The conservative candidate's tough talk on issues such as Taiwan and exchange rates could sour relations, the state-run Xinhua news agency said, noting that anti-China rhetoric often flares up during US elections.
 
"While it is convenient for US politicians to hammer China and blame China for their own problems, they should be fully aware that their words and deeds are poisoning the general atmosphere of US-China relations," it said. "It is high time for him to drop the 'blame-China game' that frequently emerged on his campaign trail in the past several months." Romney has hammered Barack Obama for being weak on China, seeking to tap popular dissatisfaction over the struggling US economy and challenge the US president on foreign policy. He has pledged to brand China a "currency manipulator" on his first day in office, a move that could enable retaliatory sanctions and that the Obama administration declined to take in May.
 
Romney has also pledged to impede China's rise as a regional hegemon.
 
Last September he criticised Obama for declining to sell F-16 fighter jets to Taiwan, saying his rival had "caved" in to China, which sees Taiwan as part of its territory awaiting reunification, by force if necessary.
 
"If Romney's talks on the Chinese currency are a mere distortion of facts aimed at wooing anti-China votes, his proposed policy on arms sales to Taiwan is treading a dangerous line as it touches China's core interests," Xinhua said.
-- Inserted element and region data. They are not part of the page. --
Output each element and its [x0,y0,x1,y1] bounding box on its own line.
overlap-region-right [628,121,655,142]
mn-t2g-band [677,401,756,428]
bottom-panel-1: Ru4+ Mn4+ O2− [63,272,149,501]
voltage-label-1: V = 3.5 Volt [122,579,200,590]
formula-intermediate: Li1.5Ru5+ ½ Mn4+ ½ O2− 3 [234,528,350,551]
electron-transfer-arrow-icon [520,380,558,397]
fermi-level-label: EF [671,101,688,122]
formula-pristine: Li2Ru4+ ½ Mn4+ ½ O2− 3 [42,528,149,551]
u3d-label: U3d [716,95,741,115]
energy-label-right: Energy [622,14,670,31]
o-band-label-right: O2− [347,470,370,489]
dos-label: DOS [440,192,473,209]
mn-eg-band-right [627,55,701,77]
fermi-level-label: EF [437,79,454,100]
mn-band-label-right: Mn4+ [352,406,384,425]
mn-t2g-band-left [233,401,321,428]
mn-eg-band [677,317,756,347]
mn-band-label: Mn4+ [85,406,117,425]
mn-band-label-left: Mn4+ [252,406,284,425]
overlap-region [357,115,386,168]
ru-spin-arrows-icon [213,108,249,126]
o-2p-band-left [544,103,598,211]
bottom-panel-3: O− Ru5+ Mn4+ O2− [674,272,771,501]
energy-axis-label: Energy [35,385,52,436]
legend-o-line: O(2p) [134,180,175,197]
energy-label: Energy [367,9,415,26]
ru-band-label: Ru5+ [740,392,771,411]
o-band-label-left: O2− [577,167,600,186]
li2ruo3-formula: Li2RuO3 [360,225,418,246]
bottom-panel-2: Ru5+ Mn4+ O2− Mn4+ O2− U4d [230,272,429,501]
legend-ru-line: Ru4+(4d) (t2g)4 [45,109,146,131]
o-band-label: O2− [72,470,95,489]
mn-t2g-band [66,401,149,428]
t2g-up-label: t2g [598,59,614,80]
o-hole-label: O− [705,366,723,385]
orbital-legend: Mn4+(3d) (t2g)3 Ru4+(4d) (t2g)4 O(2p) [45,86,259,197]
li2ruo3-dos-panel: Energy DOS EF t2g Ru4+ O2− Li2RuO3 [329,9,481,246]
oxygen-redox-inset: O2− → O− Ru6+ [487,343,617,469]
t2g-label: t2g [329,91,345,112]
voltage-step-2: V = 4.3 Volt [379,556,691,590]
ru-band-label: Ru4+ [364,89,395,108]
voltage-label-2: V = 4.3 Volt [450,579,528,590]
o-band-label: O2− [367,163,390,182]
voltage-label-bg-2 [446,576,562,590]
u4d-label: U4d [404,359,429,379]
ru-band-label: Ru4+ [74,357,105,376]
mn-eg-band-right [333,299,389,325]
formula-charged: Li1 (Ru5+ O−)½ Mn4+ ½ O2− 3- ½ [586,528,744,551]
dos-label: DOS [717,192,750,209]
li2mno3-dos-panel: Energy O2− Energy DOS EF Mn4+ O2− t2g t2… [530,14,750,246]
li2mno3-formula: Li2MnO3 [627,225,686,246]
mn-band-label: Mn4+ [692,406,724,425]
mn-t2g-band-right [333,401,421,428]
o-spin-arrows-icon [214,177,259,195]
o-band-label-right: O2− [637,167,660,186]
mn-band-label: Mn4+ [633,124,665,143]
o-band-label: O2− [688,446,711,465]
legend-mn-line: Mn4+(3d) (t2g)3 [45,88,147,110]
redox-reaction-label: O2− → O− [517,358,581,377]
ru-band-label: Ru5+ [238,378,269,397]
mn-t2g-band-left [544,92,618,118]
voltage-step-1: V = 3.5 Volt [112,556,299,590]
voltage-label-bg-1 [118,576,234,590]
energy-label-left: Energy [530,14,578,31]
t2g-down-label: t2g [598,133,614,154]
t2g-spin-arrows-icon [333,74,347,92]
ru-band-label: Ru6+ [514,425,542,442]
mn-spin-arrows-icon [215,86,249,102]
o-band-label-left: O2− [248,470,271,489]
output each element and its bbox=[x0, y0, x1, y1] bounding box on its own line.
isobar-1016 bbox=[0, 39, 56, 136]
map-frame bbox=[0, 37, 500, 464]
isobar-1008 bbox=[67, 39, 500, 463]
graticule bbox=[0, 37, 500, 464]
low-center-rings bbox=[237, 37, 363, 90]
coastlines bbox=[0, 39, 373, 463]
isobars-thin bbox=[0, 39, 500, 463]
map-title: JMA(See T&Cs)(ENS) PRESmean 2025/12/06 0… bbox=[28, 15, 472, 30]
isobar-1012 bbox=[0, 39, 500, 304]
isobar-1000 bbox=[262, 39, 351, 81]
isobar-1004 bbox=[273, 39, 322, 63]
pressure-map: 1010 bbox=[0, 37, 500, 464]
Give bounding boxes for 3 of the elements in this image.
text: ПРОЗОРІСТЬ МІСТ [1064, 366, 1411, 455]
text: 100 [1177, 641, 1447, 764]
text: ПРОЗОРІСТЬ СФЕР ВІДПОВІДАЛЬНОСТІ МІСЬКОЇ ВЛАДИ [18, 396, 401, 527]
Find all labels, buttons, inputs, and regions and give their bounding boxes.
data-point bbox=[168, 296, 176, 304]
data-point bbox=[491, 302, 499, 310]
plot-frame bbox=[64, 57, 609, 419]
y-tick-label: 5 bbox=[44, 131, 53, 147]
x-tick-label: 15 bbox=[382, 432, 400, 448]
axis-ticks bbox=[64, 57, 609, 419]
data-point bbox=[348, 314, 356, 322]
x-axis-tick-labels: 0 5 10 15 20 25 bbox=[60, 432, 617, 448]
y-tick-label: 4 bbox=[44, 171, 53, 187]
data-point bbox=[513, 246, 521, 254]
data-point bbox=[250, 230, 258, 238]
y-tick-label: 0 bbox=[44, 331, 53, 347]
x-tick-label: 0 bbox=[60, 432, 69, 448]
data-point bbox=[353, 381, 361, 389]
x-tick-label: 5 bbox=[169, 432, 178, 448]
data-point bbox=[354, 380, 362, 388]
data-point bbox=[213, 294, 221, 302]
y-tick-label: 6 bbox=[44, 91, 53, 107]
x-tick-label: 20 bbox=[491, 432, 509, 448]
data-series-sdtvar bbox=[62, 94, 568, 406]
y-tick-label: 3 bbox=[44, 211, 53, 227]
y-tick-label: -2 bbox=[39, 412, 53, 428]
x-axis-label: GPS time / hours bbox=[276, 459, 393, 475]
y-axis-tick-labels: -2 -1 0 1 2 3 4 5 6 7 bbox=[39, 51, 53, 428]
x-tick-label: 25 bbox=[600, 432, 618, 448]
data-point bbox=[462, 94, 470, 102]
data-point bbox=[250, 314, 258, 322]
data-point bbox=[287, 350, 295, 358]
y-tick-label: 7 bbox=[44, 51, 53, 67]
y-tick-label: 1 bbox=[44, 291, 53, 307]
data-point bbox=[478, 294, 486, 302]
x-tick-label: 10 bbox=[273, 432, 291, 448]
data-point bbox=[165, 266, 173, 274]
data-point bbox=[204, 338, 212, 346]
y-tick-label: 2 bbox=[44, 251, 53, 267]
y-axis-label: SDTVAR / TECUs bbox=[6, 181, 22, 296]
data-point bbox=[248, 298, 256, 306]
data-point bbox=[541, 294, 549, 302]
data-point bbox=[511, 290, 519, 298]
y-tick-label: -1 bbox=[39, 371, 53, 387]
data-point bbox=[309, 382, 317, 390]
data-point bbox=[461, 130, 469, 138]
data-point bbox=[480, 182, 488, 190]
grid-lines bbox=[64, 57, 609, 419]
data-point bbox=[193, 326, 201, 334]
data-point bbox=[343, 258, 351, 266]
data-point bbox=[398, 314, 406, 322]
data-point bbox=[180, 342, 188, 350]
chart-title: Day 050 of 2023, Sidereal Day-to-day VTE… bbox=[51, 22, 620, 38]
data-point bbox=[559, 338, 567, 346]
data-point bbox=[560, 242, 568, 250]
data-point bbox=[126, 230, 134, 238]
Obama has issued tamer criticisms of the Asian giant, announcing during a campaign stop last month that his government had filed a complaint against it with the World Trade Organization over a tariff on American automobiles.
 
Whoever wins in November, Xinhua said, may "have to spend some excruciating time looking for ways to remedy the damage to US-China relationship since the start of the campaign trail".